Imitability(模倣可能性):経営資源の獲得・開発・模倣コストが高い(=マネされにくい)か?

Organization(組織) :経営資源活用における組織的な方針があるか?

分析では通常、事業活動ごとに「VRIO」の順番で「Yes」「No」判定を行います。「Yes」が多い活動は「競争優位」、少ない活動は「競争劣位」です。

参考:ファジィ VRIO 分析の比較

バリューチェーン分析のテンプレート

バリューチェーン分析はテンプレートを利用すれば、すぐに自社展開できます。

例えば、Edrawバリューチェーン作成ツールなら、無料でダウンロードできます。使用する人のイメージに合わせて、レイアウトやテーマなどを自由に編集できる点がおすすめです。

参考:無料のバリューチェーン分析テンプレート

バリューチェーンの企業事例|トヨタ自動車

世界的自動車メーカーであるトヨタ自動車(以下、トヨタ)は、モビリティカンパニーへとモデルチェンジするため、「コネクティッド戦略」を発表しました。

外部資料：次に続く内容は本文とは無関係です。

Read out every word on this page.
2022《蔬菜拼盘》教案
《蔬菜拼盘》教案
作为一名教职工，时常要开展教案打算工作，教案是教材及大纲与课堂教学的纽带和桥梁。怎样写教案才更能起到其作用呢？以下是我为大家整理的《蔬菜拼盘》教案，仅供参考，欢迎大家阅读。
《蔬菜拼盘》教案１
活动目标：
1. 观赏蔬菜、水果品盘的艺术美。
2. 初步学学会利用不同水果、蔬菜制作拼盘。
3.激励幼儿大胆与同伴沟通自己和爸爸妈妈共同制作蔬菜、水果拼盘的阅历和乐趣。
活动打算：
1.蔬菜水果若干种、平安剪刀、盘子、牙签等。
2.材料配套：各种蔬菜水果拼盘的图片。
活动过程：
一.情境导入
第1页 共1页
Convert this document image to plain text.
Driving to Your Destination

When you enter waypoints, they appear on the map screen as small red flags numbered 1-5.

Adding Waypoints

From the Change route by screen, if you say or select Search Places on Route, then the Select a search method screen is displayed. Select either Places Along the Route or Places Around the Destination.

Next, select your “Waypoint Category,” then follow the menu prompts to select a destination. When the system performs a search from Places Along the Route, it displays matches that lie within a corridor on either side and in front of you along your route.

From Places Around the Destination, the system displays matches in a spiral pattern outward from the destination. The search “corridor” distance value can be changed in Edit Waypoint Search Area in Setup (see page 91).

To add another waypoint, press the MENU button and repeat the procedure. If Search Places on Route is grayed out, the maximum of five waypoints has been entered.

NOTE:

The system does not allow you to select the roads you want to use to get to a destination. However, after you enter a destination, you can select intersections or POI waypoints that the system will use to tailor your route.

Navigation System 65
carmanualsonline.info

  • 既存バリューチェーンを維持・拡大させる「守り」
  • 品質なリードタイムを改善する「改善」
  • 新たなクルマの価値を創造する「攻め」

従来の自動車メーカーのバリューチェーンは「クルマの製造→販売→整備→保険→金融」が王道でした。しかし、トヨタは3つのアプローチで新たなバリューチェーンを攻略しようと考えています。

  • 外部事業者協業モデル:「グラブ」との協業による走行データ提供のオペレーション支援
  • トヨタ事業主体モデル:高級車のサブスクリプションサービス(KINTO)
  • 販売店事業主体モデル:カーシェアサービス「Hui」による取り組み

参考: 【決算深読み】トヨタのMaaS戦略「3つのアプローチ」とは? 次世代自動車&サービスなどで展開 | 自動運転ラボ

参考: トヨタが目指す「モビリティ・カンパニー」の将来像 – 経済ジャーナリスト 片山修

まとめ

バリューチェーン分析は、事業活動の「どこで」「どのような」付加価値が生み出されているかを明らかできます。自社の強みと弱みを洗い出し、競合他社との差別化や経営戦略立案の際に役立つフレームワークです。

「自社が生み出す価値は何か」「自社の競争優位性はどこか」を再認識し、今後の価値創出につなげてみてはいかがでしょうか。